Oxford project to multiply rice production enters new stage

A project seeking to improve photosynthesis in rice is continuing to show promise for increasing crop yields and feeding the world’s hungry.

The C4 Project is based on the fact that rice uses the C3 photosynthetic pathway, but scientists from Oxford University are trying to develop a way for rice to use the C4 photosynthetic pathway that maize and sorghum use. That could increase productivity by 50 percent. In addition, if rice used the C4 method, it could improve nitrogen-use efficiency, double water-use efficiency, and increase tolerance to high temperatures.

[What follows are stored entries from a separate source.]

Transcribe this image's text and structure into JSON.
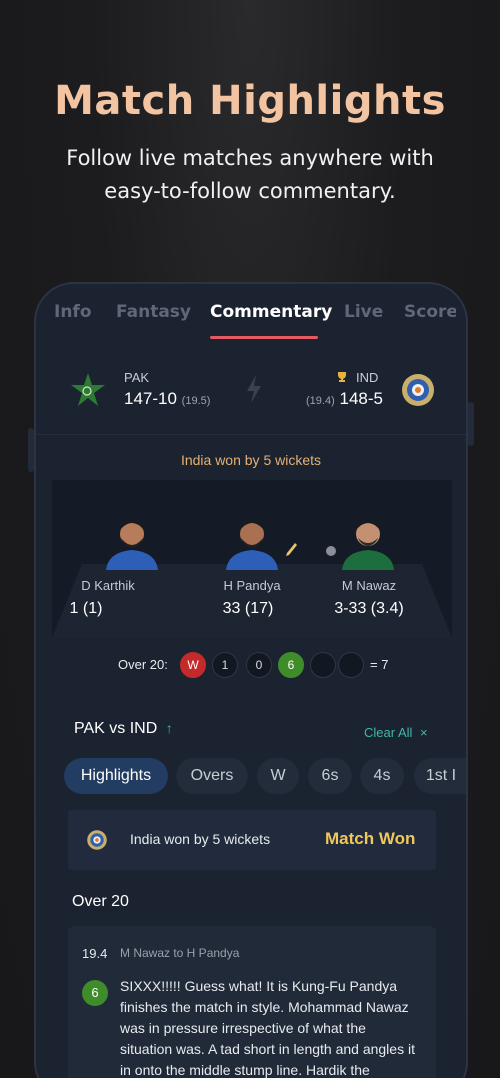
{
  "hero": {
    "title": "Match Highlights",
    "subtitle": "Follow live matches anywhere with easy-to-follow commentary."
  },
  "tabs": [
    {
      "label": "Info",
      "active": false
    },
    {
      "label": "Fantasy",
      "active": false
    },
    {
      "label": "Commentary",
      "active": true
    },
    {
      "label": "Live",
      "active": false
    },
    {
      "label": "Score",
      "active": false
    }
  ],
  "match": {
    "team1": {
      "name": "PAK",
      "score": "147-10",
      "overs": "(19.5)"
    },
    "team2": {
      "name": "IND",
      "score": "148-5",
      "overs": "(19.4)"
    },
    "result": "India won by 5 wickets"
  },
  "players": [
    {
      "name": "D Karthik",
      "stat": "1 (1)"
    },
    {
      "name": "H Pandya",
      "stat": "33 (17)"
    },
    {
      "name": "M Nawaz",
      "stat": "3-33 (3.4)"
    }
  ],
  "over": {
    "label": "Over 20:",
    "balls": [
      "W",
      "1",
      "0",
      "6",
      "",
      ""
    ],
    "total": "= 7"
  },
  "filter": {
    "title": "PAK vs IND",
    "clear": "Clear All",
    "chips": [
      "Highlights",
      "Overs",
      "W",
      "6s",
      "4s",
      "1st I"
    ]
  },
  "won_card": {
    "text": "India won by 5 wickets",
    "badge": "Match Won"
  },
  "over_heading": "Over 20",
  "commentary": {
    "ball": "19.4",
    "players": "M Nawaz to H Pandya",
    "run": "6",
    "text": "SIXXX!!!!! Guess what! It is Kung-Fu Pandya finishes the match in style. Mohammad Nawaz was in pressure irrespective of what the situation was. A tad short in length and angles it in onto the middle stump line. Hardik the"
  },
  "colors": {
    "accent": "#e65a64",
    "title": "#f2c4a2",
    "result": "#e4b272",
    "match_won": "#f0c75a",
    "clear_all": "#3fb9a8"
  }
}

The C4 Project will help the approximately 1 billion people who live in hunger, especially in South Asia and sub-Saharan Africa. The food supply in these areas is primarily provided by small-holder farmers who would be able to make more crops and therefore more money.

Professor of Plant Development Jane Langdale from Oxford's Department of Plant Sciences, is the principal investigator on Phase III of the C4 Rice Project.

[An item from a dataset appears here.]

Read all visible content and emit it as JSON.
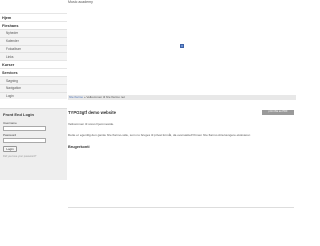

"Over 3 billion people depend on rice for survival, and, owing to predicted population increases and a general trend towards urbanization, land that currently provides enough rice to feed 27 people will need to support 43 by 2050," she said. "In this context, rice yields need to increase by 50 percent over the next 35 years.

"Given that traditional breeding programs currently achieve around a 1 percent increase in yield per annum, the world is facing an unprecedented level of food shortages. The intrinsic yield of rice, a C3-type grass, is limited by the inherent inefficiency of C3 photosynthesis. Notably, evolution surmounted this inefficiency through the establishment of the C4 photosynthetic pathway, and importantly it did so on multiple independent occasions. This suggests that the switch from C3 to C4 is relatively straightforward.

"As such, the C4 program is one of the most plausible approaches to enhancing crop yield and increasing resilience in the face of reduced land area, decreased use of fertilizers, and less predictable supplies of water.”